The V₃ pituitary receptors (V₃R, previously known as V_1bR) activate G_q protein and release intracellular calcium after activation of phospholipase C and the phosphoinositol cascade. V₃R activation stimulates release of adrenocorticotropic hormone from the anterior pituitary gland.¹⁰ These receptors are also responsible for the actions of vasopressin on the central nervous system, where they act as a neurotransmitter or a modulator of memory, blood pressure, body temperature, sleep cycles, and release of pituitary hormones.

The oxytocin receptor is a nonselective vasopressin receptor with equal affinity for both AVP and oxytocin.

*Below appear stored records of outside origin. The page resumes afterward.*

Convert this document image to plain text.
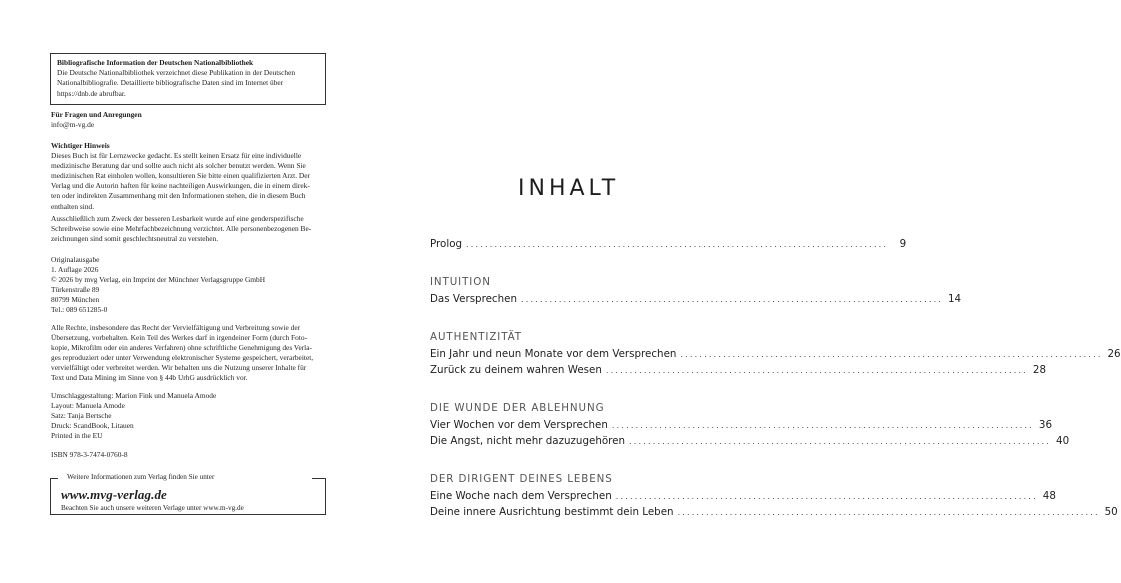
Bibliografische Information der Deutschen Nationalbibliothek
Die Deutsche Nationalbibliothek verzeichnet diese Publikation in der Deutschen
Nationalbibliografie. Detaillierte bibliografische Daten sind im Internet über
https://dnb.de abrufbar.
Für Fragen und Anregungen
info@m-vg.de
Wichtiger Hinweis
Dieses Buch ist für Lernzwecke gedacht. Es stellt keinen Ersatz für eine individuelle
medizinische Beratung dar und sollte auch nicht als solcher benutzt werden. Wenn Sie
medizinischen Rat einholen wollen, konsultieren Sie bitte einen qualifizierten Arzt. Der
Verlag und die Autorin haften für keine nachteiligen Auswirkungen, die in einem direk-
ten oder indirekten Zusammenhang mit den Informationen stehen, die in diesem Buch
enthalten sind.
Ausschließlich zum Zweck der besseren Lesbarkeit wurde auf eine genderspezifische
Schreibweise sowie eine Mehrfachbezeichnung verzichtet. Alle personenbezogenen Be-
zeichnungen sind somit geschlechtsneutral zu verstehen.
Originalausgabe
1. Auflage 2026
© 2026 by mvg Verlag, ein Imprint der Münchner Verlagsgruppe GmbH
Türkenstraße 89
80799 München
Tel.: 089 651285-0
Alle Rechte, insbesondere das Recht der Vervielfältigung und Verbreitung sowie der
Übersetzung, vorbehalten. Kein Teil des Werkes darf in irgendeiner Form (durch Foto-
kopie, Mikrofilm oder ein anderes Verfahren) ohne schriftliche Genehmigung des Verla-
ges reproduziert oder unter Verwendung elektronischer Systeme gespeichert, verarbeitet,
vervielfältigt oder verbreitet werden. Wir behalten uns die Nutzung unserer Inhalte für
Text und Data Mining im Sinne von § 44b UrhG ausdrücklich vor.
Umschlaggestaltung: Marion Fink und Manuela Amode
Layout: Manuela Amode
Satz: Tanja Bertsche
Druck: ScandBook, Litauen
Printed in the EU
ISBN 978-3-7474-0760-8
Weitere Informationen zum Verlag finden Sie unter
www.mvg-verlag.de
Beachten Sie auch unsere weiteren Verlage unter www.m-vg.de
INHALT
Prolog .........................................................................................	9
INTUITION
Das Versprechen ......................................................................................... 14
AUTHENTIZITÄT
Ein Jahr und neun Monate vor dem Versprechen ......................................................................................... 26
Zurück zu deinem wahren Wesen ......................................................................................... 28
DIE WUNDE DER ABLEHNUNG
Vier Wochen vor dem Versprechen ......................................................................................... 36
Die Angst, nicht mehr dazuzugehören ......................................................................................... 40
DER DIRIGENT DEINES LEBENS
Eine Woche nach dem Versprechen ......................................................................................... 48
Deine innere Ausrichtung bestimmt dein Leben ......................................................................................... 50
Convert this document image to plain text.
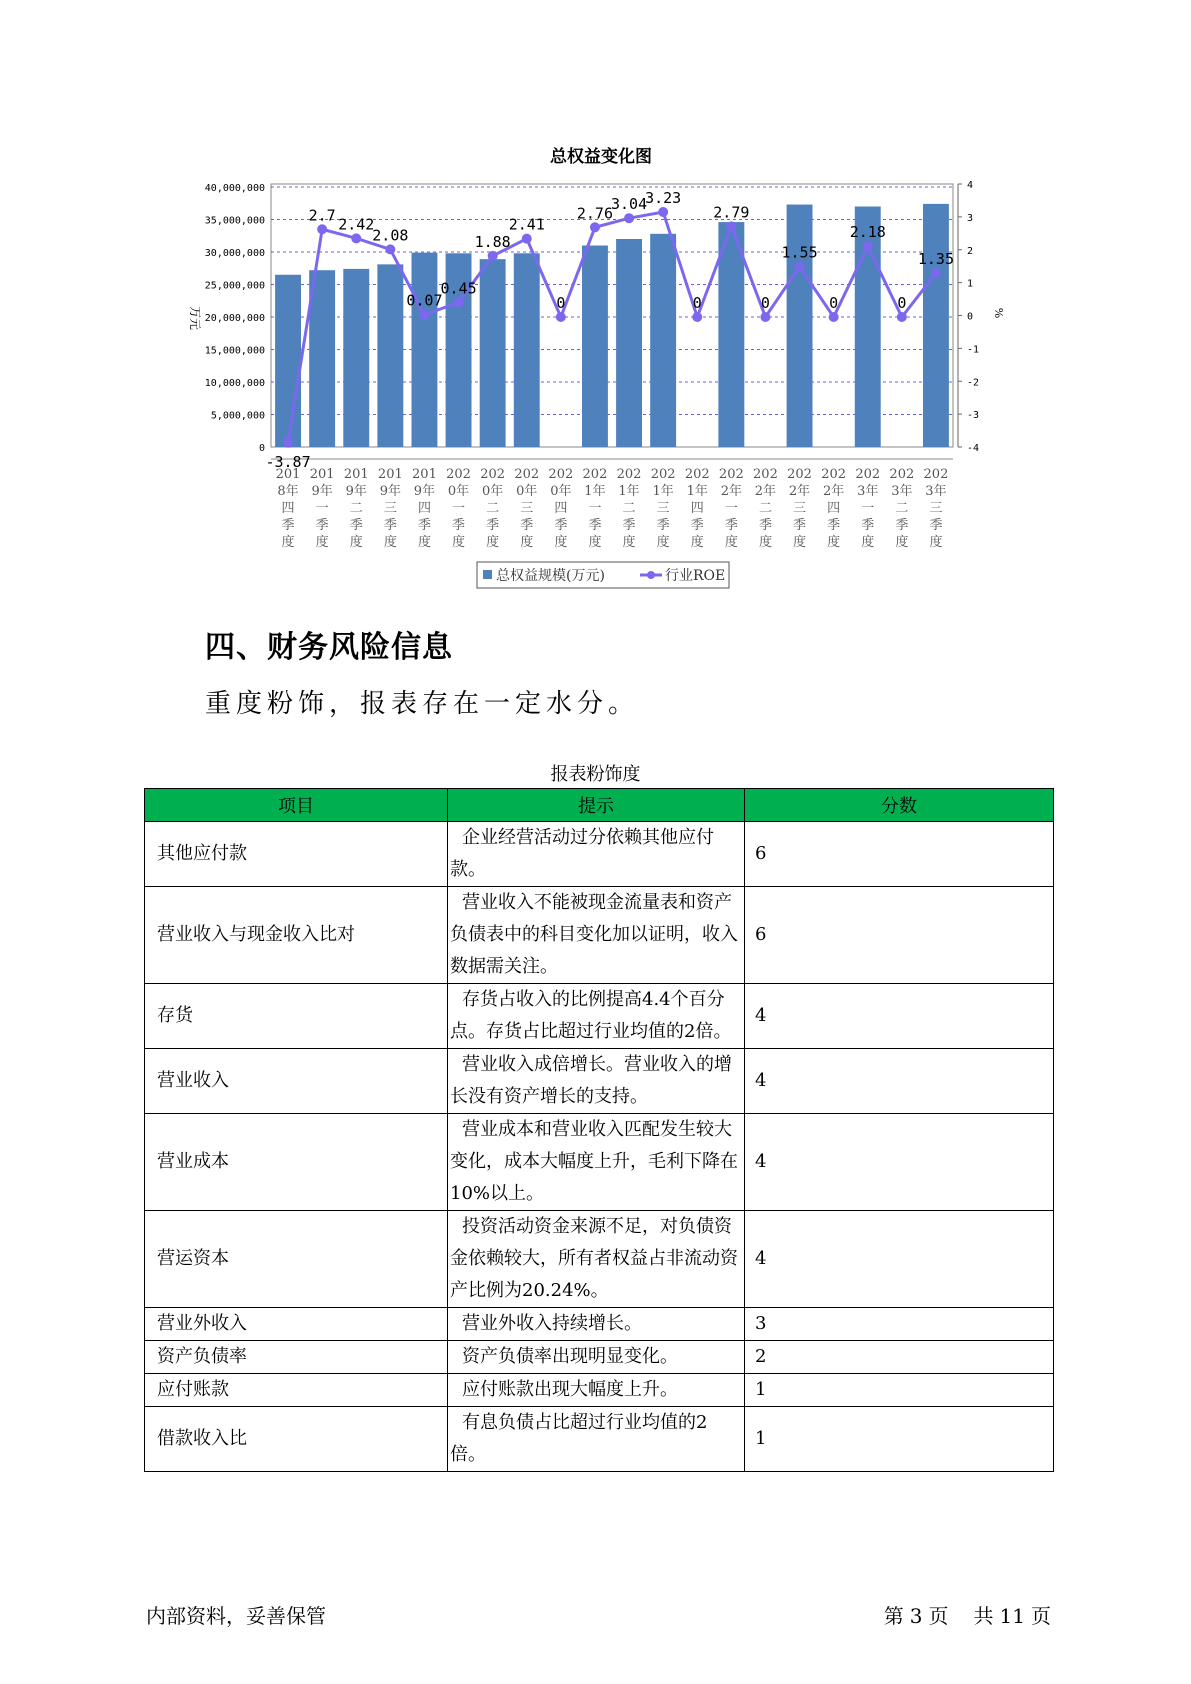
总权益变化图
40,000,000
35,000,000
30,000,000
25,000,000
20,000,000
15,000,000
10,000,000
5,000,000
0
4
3
2
1
0
-1
-2
-3
-4
万元	%
-3.87
2.7
2.42
2.08
0.07
0.45
1.88
2.41
0
2.76
3.04
3.23
0
2.79
0
1.55
0
2.18
0
1.35
201 8年四季度
201 9年一季度
201 9年二季度
201 9年三季度
201 9年四季度
202 0年一季度
202 0年二季度
202 0年三季度
202 0年四季度
202 1年一季度
202 1年二季度
202 1年三季度
202 1年四季度
202 2年一季度
202 2年二季度
202 2年三季度
202 2年四季度
202 3年一季度
202 3年二季度
202 3年三季度
总权益规模(万元)	行业ROE
四、财务风险信息
重度粉饰，报表存在一定水分。
报表粉饰度
项目	提示	分数
其他应付款	企业经营活动过分依赖其他应付款。	6
营业收入与现金收入比对	营业收入不能被现金流量表和资产负债表中的科目变化加以证明，收入数据需关注。	6
存货	存货占收入的比例提高4.4个百分点。存货占比超过行业均值的2倍。	4
营业收入	营业收入成倍增长。营业收入的增长没有资产增长的支持。	4
营业成本	营业成本和营业收入匹配发生较大变化，成本大幅度上升，毛利下降在10%以上。	4
营运资本	投资活动资金来源不足，对负债资金依赖较大，所有者权益占非流动资产比例为20.24%。	4
营业外收入	营业外收入持续增长。	3
资产负债率	资产负债率出现明显变化。	2
应付账款	应付账款出现大幅度上升。	1
借款收入比	有息负债占比超过行业均值的2倍。	1
内部资料，妥善保管	第 3 页 共 11 页
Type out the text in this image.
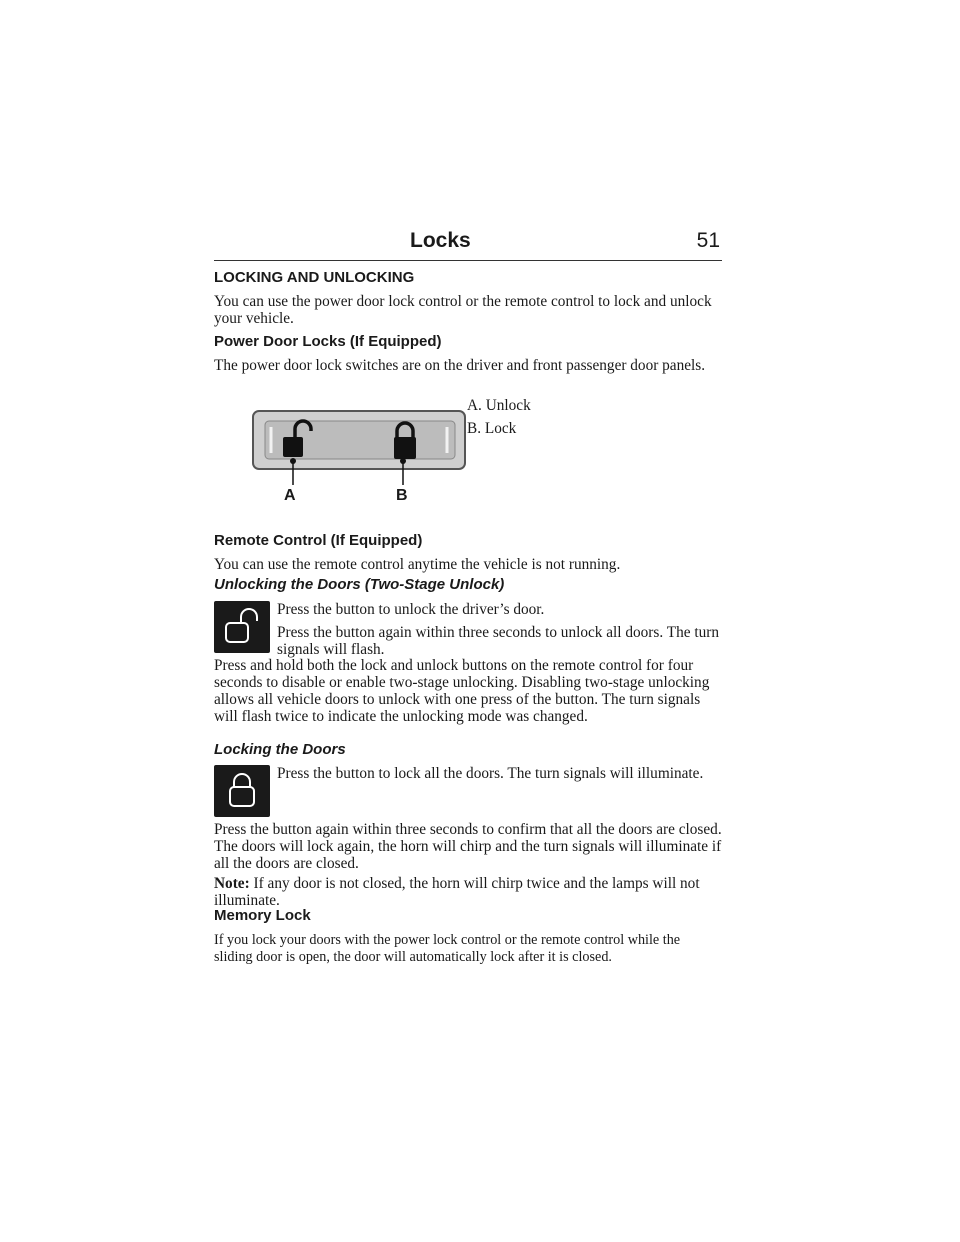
Locks	51
LOCKING AND UNLOCKING

You can use the power door lock control or the remote control to lock and unlock your vehicle.

Power Door Locks (If Equipped)

The power door lock switches are on the driver and front passenger door panels.

A	B

A. Unlock

B. Lock

Remote Control (If Equipped)

You can use the remote control anytime the vehicle is not running.

Unlocking the Doors (Two-Stage Unlock)

Press the button to unlock the driver’s door.

Press the button again within three seconds to unlock all doors. The turn signals will flash.

Press and hold both the lock and unlock buttons on the remote control for four seconds to disable or enable two-stage unlocking. Disabling two-stage unlocking allows all vehicle doors to unlock with one press of the button. The turn signals will flash twice to indicate the unlocking mode was changed.

Locking the Doors

Press the button to lock all the doors. The turn signals will illuminate.

Press the button again within three seconds to confirm that all the doors are closed. The doors will lock again, the horn will chirp and the turn signals will illuminate if all the doors are closed.

Note: If any door is not closed, the horn will chirp twice and the lamps will not illuminate.

Memory Lock

If you lock your doors with the power lock control or the remote control while the sliding door is open, the door will automatically lock after it is closed.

Activation of the oxytocin receptor leads to smooth muscle contraction, primarily in the myometrium and mammary myoepithelial cells. AVP also acts on oxytocin receptors in the umbilical vein, aorta, and pulmonary artery, where it causes a nitric oxide–mediated vasodilation. Stimulation of cardiac oxytocin receptors leads to the release of atrial natriuretic peptide.

Vasopressin also stimulates the P₂ class of purinoreceptors (ATP receptors), which leads to vasodilation mediated by nitric oxide and prostacyclin. P₂ receptors are also positive inotropic agents without direct effects on heart rate.